If the police return, someone is going to jail.

"I remember we went to one graduation party in Waipahu, the neighbors called because there were cars double-parked everywhere and they were making too much noise.

"It was 1 or 2 in the morning, so the officers started towing the cars. The paddy wagon pulled up.

"We tell them to be quiet and they answer 'Why?'" Richardson said. Cases like this get one warning, and then the owner or person responsible is arrested for disorderly conduct. Because of the chances of an argument becoming a brawl, police usually go to those parties in teams.

"We take the paddy wagon so everyone knows we aren't there to mess around," Richardson says.

Graduation parties, pay days at the beginning or middle of the month and weekend celebrations cause the most disorderly conduct complaints, according to Richardson.

A computer search of disorderly conduct arrests across the state shows that May 11, 1991, and June 24, 1988, were the busiest days for disorderly conduct arrests, although the statistics don't indicate if the arrests were for noise or other problems.

Animal noise

During the last six months of 1996, the Hawaii Humane Society heard from 214 folks who didn't want to hear any more roosters.

"You can train dogs to bark when it is appropriate, but roosters just crow.

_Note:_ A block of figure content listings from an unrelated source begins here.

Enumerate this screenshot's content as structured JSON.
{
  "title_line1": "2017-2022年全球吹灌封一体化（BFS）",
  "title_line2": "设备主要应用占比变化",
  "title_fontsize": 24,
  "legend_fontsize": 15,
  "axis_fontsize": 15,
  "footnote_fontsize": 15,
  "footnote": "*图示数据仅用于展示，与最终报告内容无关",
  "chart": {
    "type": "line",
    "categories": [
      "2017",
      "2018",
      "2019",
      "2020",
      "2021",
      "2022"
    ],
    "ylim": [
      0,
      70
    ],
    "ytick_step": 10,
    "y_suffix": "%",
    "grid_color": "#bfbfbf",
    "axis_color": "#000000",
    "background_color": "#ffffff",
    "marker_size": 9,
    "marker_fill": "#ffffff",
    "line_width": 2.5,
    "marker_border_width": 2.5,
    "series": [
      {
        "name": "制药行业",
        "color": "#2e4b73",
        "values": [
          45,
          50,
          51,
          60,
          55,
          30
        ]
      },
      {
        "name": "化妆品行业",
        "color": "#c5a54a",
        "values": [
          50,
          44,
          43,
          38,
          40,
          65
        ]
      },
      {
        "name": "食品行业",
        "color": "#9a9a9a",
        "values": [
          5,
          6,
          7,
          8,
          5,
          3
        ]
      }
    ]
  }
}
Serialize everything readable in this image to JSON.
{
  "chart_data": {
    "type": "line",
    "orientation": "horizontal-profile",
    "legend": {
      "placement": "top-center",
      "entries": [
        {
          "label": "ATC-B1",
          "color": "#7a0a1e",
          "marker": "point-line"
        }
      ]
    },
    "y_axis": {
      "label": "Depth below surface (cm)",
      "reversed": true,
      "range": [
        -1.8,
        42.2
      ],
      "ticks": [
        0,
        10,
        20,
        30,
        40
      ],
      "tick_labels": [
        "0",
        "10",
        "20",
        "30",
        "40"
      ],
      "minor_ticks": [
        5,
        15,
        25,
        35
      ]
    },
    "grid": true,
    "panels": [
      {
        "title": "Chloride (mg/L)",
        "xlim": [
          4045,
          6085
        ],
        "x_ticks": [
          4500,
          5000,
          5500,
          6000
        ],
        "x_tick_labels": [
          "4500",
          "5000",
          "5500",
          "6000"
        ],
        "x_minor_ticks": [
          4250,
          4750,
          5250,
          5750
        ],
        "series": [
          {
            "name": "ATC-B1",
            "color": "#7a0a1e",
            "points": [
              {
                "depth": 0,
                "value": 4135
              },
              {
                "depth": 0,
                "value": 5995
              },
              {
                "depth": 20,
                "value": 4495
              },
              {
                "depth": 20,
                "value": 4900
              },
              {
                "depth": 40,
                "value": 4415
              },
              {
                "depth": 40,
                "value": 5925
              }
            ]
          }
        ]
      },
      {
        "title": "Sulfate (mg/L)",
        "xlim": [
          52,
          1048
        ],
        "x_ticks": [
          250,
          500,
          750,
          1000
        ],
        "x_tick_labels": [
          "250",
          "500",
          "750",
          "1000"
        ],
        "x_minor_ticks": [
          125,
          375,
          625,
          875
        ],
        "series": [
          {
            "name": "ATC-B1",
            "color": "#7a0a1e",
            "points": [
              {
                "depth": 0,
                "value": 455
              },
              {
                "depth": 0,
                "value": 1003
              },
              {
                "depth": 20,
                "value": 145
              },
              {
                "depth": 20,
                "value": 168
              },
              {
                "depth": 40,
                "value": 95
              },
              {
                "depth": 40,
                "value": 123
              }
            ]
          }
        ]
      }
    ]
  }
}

There is no way to train them not to," said Pamela Burns, Humane Society executive director.

The law allows only two chickens or roosters per residence in residential areas, but sometimes the Humane Society gets complaints about people keeping more than 100 roosters.

The gamecocks can be sold, so there is real money to be made in poultry production, according to Charles Duncan, the society's manager of field services.

The issue, however, is a difficult one because some people have been raising roosters and chickens for many years when they get a new neighbor who can't stand the crowing. "This is a very hot topic," Burns said.

The state also fields noise complaints, but according to Jerry Haruno, chief of the Health Department's Noise and Radiation branch and a 25-year veteran in handling noise problems, problems vary by island.

Oahu has the most complaints from stationary sources such as air conditioners and construction activity, while the neighbor islands, particularly the Big Island and Kauai, get the most complaints about animal noises.

The loudest noise Haruno has to contend with is a pile driver, which can measure 95 to 100 decibels, even at the boundary line of the project.

State law says the maximum permitted sound level for a residential, commercial or resort area is 60 decibels in the daytime and 50 decibels at night.

According to the state, Waikiki is a magnet for noise pollution, ranging from refuse collection to nightclubs and going to buses and air conditioners.

"I wouldn't consider Honolulu a noisy city, but it is so dense it does have a larger problem than many other cities," Haruno said.